Medicaid covers prenatal care, labor and delivery, and postpartum services. Historically, pregnancy-related Medicaid coverage ended 60 days after delivery. That left many new mothers without insurance during a critical recovery period. As of early 2026, 49 states and Washington, D.C. have extended postpartum coverage to a full 12 months, with one remaining state planning to follow. This extension covers the same range of Medicaid services the mother was receiving during pregnancy, not just pregnancy-related care.

Children’s Coverage Under EPSDT

Children and adolescents on Medicaid get one of the most comprehensive benefit packages in the program. EPSDT requires states to provide regular checkups, vision and hearing screenings, dental care, immunizations, and lab tests. The key feature of EPSDT is that if a screening identifies a health problem, Medicaid must cover the treatment, even if that treatment is not otherwise included in the state’s Medicaid plan for adults. This makes children’s Medicaid coverage significantly broader than what adults receive in most states.

Transportation to Medical Care

One benefit many people don’t realize they have is transportation to and from medical appointments. Federal regulations require every state Medicaid program to ensure that enrollees can get to their providers.
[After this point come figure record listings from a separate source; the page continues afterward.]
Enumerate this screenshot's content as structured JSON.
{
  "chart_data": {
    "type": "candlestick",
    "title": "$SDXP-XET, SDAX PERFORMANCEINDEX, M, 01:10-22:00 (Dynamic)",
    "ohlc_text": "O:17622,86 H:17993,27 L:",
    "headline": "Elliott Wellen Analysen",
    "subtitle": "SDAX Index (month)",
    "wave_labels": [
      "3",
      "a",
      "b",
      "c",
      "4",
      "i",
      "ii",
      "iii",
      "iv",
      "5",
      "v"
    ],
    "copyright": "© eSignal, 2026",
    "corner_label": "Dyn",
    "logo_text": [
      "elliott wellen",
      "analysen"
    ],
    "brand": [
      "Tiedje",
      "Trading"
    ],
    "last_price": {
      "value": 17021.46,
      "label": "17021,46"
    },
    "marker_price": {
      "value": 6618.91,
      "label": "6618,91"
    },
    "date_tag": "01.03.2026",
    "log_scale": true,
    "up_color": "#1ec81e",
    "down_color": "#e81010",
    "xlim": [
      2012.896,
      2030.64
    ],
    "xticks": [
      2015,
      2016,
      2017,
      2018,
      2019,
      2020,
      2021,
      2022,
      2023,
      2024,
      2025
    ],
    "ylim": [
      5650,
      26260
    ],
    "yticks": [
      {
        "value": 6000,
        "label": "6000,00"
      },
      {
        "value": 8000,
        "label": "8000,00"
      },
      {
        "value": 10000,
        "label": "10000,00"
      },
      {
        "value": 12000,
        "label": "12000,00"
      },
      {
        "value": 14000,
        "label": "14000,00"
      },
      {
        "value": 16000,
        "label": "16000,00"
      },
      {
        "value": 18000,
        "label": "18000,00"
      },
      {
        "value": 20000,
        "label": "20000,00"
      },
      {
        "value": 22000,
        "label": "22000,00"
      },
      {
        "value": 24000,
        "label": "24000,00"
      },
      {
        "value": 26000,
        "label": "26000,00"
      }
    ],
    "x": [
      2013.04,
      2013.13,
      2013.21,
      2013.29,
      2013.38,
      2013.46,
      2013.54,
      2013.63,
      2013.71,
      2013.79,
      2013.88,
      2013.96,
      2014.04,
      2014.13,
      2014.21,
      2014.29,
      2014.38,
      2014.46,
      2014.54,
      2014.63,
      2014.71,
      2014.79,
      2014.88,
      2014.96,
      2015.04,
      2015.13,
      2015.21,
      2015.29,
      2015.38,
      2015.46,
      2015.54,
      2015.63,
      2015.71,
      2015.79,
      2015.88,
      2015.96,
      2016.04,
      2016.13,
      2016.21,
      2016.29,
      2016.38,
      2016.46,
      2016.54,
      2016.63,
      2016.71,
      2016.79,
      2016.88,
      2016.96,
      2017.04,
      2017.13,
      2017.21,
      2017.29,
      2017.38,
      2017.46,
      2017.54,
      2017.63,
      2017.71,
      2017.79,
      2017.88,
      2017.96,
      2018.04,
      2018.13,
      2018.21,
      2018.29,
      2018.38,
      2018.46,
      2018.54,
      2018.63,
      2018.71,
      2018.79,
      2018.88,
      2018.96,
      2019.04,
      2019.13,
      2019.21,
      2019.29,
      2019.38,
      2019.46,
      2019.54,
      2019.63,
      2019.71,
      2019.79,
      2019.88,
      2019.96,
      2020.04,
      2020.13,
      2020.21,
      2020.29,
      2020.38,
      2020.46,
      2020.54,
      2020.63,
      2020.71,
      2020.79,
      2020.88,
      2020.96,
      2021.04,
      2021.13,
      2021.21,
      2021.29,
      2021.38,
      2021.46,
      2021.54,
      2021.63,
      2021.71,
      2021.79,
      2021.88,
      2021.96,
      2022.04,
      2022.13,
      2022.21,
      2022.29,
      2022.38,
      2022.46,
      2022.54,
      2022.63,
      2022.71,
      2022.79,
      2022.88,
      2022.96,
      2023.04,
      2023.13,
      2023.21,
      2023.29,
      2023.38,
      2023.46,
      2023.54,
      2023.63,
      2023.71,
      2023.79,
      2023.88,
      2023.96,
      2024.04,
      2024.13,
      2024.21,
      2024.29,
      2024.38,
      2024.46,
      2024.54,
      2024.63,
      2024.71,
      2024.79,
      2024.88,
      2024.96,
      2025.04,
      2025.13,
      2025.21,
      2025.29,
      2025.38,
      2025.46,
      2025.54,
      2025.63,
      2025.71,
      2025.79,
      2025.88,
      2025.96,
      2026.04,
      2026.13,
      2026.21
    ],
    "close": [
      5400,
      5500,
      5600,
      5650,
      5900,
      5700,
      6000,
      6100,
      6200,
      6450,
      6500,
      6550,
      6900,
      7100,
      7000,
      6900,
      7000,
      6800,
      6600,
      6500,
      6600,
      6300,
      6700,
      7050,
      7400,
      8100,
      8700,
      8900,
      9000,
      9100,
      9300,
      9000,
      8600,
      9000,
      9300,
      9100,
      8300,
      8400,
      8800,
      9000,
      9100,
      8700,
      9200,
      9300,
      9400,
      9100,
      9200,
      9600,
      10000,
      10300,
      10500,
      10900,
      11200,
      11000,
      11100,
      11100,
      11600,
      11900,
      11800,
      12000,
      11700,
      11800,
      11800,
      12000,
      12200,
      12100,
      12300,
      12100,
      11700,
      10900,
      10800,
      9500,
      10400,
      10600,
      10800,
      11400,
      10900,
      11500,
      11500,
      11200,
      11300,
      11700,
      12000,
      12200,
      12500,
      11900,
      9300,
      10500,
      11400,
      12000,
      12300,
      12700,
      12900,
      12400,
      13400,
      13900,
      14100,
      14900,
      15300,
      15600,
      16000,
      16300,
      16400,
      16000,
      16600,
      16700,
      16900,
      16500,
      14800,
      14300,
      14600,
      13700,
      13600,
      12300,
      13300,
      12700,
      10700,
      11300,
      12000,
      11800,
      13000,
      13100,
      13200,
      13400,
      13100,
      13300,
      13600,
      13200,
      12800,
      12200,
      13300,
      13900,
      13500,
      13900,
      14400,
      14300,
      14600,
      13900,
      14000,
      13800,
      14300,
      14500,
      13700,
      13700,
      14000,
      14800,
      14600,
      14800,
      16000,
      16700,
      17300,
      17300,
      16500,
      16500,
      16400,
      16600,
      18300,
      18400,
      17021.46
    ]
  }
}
This is sometimes called non-emergency medical transportation, or NEMT. It can include bus passes, van services, mileage reimbursement, or rides through transportation companies. Drivers must have valid licenses, pass background checks against federal exclusion lists, and meet state requirements around drug violations and driving history.

Coverage for People With Both Medicare and Medicaid

If you qualify for both Medicare and Medicaid (known as “dual eligibility”), Medicaid can help cover costs that Medicare leaves behind. Your state will pay your Medicare Part B premium. Depending on your level of Medicaid eligibility, the state may also cover Medicare deductibles, copayments, and coinsurance. If you would otherwise have to pay a premium for Medicare Part A (hospital insurance), Medicaid can pick that up too. Dual-eligible individuals also automatically receive Extra Help, a program that lowers prescription drug costs under Medicare Part D.